O castigo era um método por assim dizer, na ponta da pena da lei, ilegal, o que não omitia um cristão visto como civilizado de o executar. Para inspirar terror, com o suplício, prestar exemplo, sem que infringisse sua ordem moral ou dignidade, causasse desconforto ou remorso.
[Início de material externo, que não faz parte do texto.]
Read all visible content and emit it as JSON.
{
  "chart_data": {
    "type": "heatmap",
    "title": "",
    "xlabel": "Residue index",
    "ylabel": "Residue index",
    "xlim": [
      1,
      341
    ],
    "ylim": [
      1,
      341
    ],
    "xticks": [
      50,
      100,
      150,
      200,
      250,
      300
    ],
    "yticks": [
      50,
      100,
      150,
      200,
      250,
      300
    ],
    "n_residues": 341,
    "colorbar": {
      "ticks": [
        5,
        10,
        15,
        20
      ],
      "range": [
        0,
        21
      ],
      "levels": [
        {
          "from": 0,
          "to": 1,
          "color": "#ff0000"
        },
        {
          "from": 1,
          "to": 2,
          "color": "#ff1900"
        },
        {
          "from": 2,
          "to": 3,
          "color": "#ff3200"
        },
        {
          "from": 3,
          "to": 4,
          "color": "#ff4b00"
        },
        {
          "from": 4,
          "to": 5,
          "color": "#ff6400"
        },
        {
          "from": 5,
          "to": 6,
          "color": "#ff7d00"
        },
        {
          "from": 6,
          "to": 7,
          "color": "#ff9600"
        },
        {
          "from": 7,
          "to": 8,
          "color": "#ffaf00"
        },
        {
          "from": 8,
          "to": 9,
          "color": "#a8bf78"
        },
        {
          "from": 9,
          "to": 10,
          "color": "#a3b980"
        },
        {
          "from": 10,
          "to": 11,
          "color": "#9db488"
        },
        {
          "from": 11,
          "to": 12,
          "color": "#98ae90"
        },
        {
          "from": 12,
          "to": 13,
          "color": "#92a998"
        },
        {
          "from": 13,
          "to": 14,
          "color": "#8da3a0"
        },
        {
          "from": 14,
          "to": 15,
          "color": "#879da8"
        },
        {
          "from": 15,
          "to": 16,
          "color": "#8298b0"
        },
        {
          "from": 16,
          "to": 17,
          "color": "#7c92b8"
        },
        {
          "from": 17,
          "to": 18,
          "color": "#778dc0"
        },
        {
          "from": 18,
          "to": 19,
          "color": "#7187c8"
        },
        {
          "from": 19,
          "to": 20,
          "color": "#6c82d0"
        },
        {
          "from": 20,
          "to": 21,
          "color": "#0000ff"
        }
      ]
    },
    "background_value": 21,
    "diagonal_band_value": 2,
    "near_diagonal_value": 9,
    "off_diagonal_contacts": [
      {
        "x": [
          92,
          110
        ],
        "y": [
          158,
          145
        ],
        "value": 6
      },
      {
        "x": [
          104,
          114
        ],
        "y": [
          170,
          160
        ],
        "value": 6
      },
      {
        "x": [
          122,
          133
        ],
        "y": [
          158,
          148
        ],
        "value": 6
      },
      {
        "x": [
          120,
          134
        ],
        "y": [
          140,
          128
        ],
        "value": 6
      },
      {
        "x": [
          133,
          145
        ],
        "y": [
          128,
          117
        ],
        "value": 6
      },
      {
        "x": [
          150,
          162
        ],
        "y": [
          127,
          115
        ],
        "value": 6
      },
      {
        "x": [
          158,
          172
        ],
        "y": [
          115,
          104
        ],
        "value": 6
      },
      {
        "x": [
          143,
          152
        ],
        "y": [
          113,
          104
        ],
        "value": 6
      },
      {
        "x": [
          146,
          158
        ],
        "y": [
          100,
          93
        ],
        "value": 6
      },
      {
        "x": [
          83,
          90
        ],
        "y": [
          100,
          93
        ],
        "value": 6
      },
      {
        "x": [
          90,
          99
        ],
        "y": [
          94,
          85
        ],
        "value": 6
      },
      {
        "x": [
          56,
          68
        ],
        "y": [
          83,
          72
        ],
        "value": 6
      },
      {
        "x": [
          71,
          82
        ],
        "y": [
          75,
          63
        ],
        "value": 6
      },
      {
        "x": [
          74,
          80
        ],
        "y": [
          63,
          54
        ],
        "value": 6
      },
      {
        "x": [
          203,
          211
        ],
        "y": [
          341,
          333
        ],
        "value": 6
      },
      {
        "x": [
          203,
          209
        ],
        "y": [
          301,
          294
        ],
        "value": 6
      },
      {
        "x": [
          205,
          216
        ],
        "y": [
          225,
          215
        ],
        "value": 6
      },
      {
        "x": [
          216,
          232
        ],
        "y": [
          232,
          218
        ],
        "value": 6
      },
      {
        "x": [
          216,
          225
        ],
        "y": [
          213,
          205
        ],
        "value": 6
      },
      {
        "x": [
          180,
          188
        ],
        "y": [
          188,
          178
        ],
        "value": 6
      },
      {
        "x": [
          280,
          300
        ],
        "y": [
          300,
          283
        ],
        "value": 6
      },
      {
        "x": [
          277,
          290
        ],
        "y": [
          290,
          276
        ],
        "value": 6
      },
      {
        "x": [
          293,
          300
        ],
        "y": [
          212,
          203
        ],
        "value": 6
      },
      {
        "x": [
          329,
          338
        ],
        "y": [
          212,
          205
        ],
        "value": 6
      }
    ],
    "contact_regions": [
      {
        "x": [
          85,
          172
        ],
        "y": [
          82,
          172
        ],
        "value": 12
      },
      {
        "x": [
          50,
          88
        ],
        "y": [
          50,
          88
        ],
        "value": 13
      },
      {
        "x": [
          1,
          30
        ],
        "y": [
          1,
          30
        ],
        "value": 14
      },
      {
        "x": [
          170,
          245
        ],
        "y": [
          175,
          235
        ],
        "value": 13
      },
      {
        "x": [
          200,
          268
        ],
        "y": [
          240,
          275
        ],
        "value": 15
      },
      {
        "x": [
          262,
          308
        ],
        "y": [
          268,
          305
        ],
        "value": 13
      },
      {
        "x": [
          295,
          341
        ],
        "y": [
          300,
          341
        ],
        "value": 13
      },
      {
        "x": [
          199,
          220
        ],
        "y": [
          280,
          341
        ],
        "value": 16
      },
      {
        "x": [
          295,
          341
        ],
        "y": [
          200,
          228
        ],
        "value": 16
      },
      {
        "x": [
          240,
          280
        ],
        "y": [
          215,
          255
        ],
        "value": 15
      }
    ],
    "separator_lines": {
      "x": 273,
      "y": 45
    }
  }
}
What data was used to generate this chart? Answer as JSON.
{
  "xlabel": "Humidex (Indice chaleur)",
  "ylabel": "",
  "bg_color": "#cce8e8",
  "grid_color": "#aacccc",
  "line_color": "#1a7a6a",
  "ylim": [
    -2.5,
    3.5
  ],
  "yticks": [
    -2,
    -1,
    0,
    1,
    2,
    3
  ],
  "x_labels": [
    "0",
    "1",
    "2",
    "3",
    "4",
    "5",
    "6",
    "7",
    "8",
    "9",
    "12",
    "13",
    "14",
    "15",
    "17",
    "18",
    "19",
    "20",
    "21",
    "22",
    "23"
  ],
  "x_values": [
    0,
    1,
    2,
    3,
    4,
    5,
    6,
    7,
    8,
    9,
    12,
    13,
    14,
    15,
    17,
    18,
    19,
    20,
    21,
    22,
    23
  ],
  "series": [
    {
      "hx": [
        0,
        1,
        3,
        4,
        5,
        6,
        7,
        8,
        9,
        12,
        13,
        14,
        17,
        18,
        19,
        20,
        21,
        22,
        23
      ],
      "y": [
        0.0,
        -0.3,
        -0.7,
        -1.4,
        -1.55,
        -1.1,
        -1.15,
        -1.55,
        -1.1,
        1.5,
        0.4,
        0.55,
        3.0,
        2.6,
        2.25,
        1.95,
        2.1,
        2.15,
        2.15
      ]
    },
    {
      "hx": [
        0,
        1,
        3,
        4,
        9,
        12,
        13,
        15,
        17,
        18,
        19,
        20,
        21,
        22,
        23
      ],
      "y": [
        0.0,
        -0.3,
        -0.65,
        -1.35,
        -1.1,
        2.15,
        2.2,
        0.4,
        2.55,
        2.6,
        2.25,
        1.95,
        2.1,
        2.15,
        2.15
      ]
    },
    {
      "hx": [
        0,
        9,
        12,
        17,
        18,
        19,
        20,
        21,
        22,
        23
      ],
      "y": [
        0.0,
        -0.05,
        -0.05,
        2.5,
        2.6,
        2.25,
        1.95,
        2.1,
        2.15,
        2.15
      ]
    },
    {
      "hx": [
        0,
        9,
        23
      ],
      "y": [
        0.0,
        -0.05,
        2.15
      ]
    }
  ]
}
A infratora, para agravar o flagelo, não era uma mulher, era uma criança. Vivia num aposento com a mãe e um ou mais homens da própria família onde, tudo indica, a ameaça surgiu e não foi intimada. Recorreu a mãe, tutora da menina, em medida de emergência, segundo o código penal, que a favorece, mas que a senhora recusou. Implorou para cuidar da filha. Silenciadas do vínculo. Suportaram para além de um mês.

A infração, desejar interromper sua gestação obtida mediante estupro. Que a senhora, não evitaria recursos os mais bestiais de coação como, os administrados por latifundiários do século XVIII, tão bem comprovados.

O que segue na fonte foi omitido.